From Testosterone to Racialization to Knobby Knees: 15 Years of Gender/Sex
Sari M. van AndersABSTRACT
This paper discusses ~15 years of my research on gender/sex. I first discuss how “sex versus gender” is an overlay onto “nature versus nurture” ideologies, and the ways these are unempirical (if not anti‐empirical), inaccurate, and unjust. I provide definitions of gender/sex, as well as gender and sex, and the pitfalls of “getting sex right” ideologies that aim to provide a singular universal definition of sex that belies its multiplicity, dynamism, and social situatedness. I discuss how these ideologies are often rooted in “bio/logics” that seek to define sex in ways that restrict human rights, especially for gender/sex minorities. I focus on my own research on testosterone (T) beyond masculinity that highlights the importance of gender/sex. This includes thinking about T in terms of social and biomaterial construction, including a “gender → T pathway” and “chronic gender”. I then describe how discussions of T are also rooted in racism, racialization, colonialism, and settler colonialism.

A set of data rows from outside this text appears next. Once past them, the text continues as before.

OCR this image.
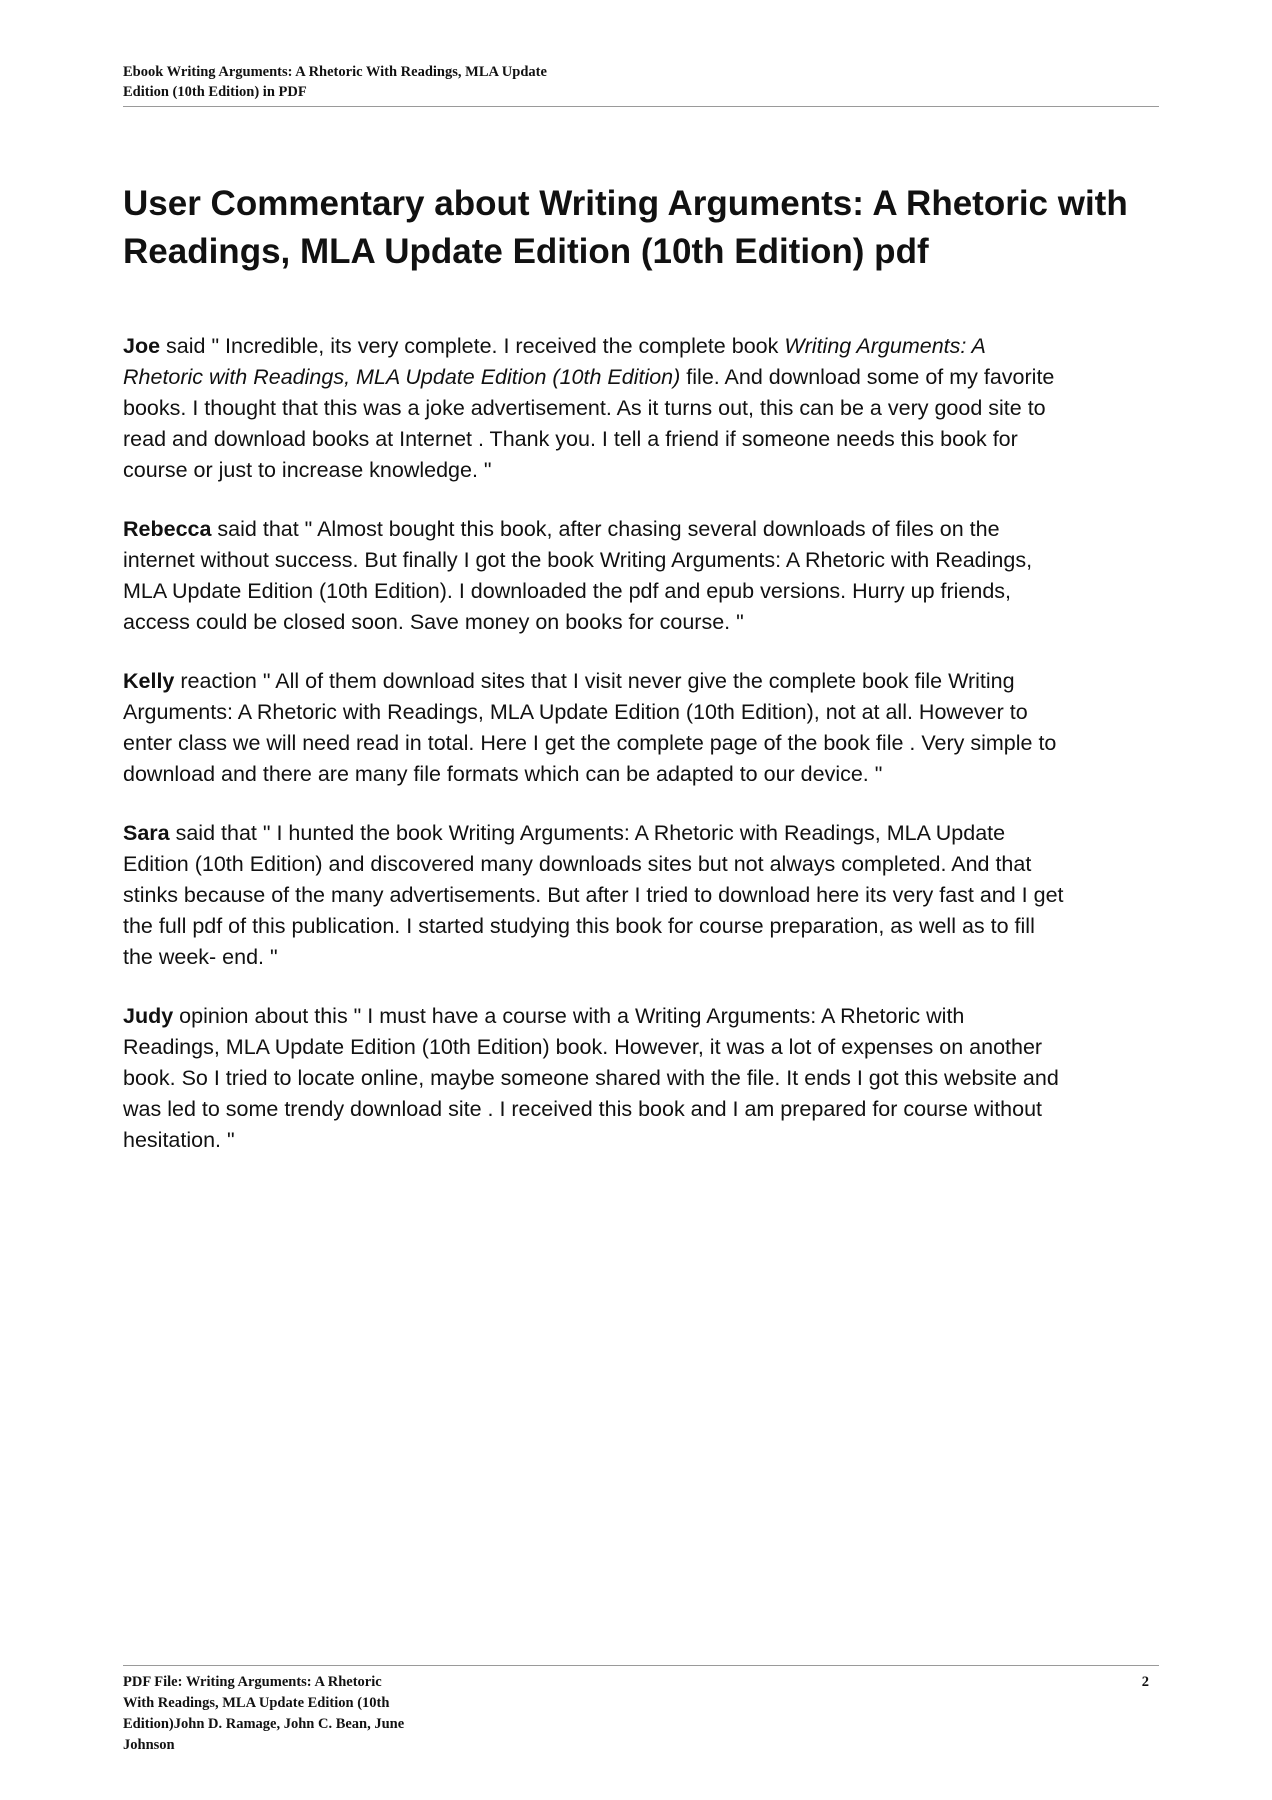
Ebook Writing Arguments: A Rhetoric With Readings, MLA Update
Edition (10th Edition) in PDF
User Commentary about Writing Arguments: A Rhetoric with
Readings, MLA Update Edition (10th Edition) pdf

Joe said " Incredible, its very complete. I received the complete book Writing Arguments: A
Rhetoric with Readings, MLA Update Edition (10th Edition) file. And download some of my favorite
books. I thought that this was a joke advertisement. As it turns out, this can be a very good site to
read and download books at Internet . Thank you. I tell a friend if someone needs this book for
course or just to increase knowledge. "

Rebecca said that " Almost bought this book, after chasing several downloads of files on the
internet without success. But finally I got the book Writing Arguments: A Rhetoric with Readings,
MLA Update Edition (10th Edition). I downloaded the pdf and epub versions. Hurry up friends,
access could be closed soon. Save money on books for course. "

Kelly reaction " All of them download sites that I visit never give the complete book file Writing
Arguments: A Rhetoric with Readings, MLA Update Edition (10th Edition), not at all. However to
enter class we will need read in total. Here I get the complete page of the book file . Very simple to
download and there are many file formats which can be adapted to our device. "

Sara said that " I hunted the book Writing Arguments: A Rhetoric with Readings, MLA Update
Edition (10th Edition) and discovered many downloads sites but not always completed. And that
stinks because of the many advertisements. But after I tried to download here its very fast and I get
the full pdf of this publication. I started studying this book for course preparation, as well as to fill
the week- end. "

Judy opinion about this " I must have a course with a Writing Arguments: A Rhetoric with
Readings, MLA Update Edition (10th Edition) book. However, it was a lot of expenses on another
book. So I tried to locate online, maybe someone shared with the file. It ends I got this website and
was led to some trendy download site . I received this book and I am prepared for course without
hesitation. "

PDF File: Writing Arguments: A Rhetoric
With Readings, MLA Update Edition (10th
Edition)John D. Ramage, John C. Bean, June
Johnson
2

In addition, I delineate how this makes not just for “sex versus gender” dichotomies and gender binaries, but ladders or helices that include gender/sex and race/ethnicity, among other social locations. I also point to gender/sex as an important lens for understanding bodily formations beyond T, that include a new “knobby knee hypothesis”. In discussing these topics, I focus on an array of important feminist science principles, including epistemic injustice, pre‐theory, intersectionality, and diffraction. I close by discussing how gender/sex can provide an avenue for bioscientific research that is more empirical, accurate, and just.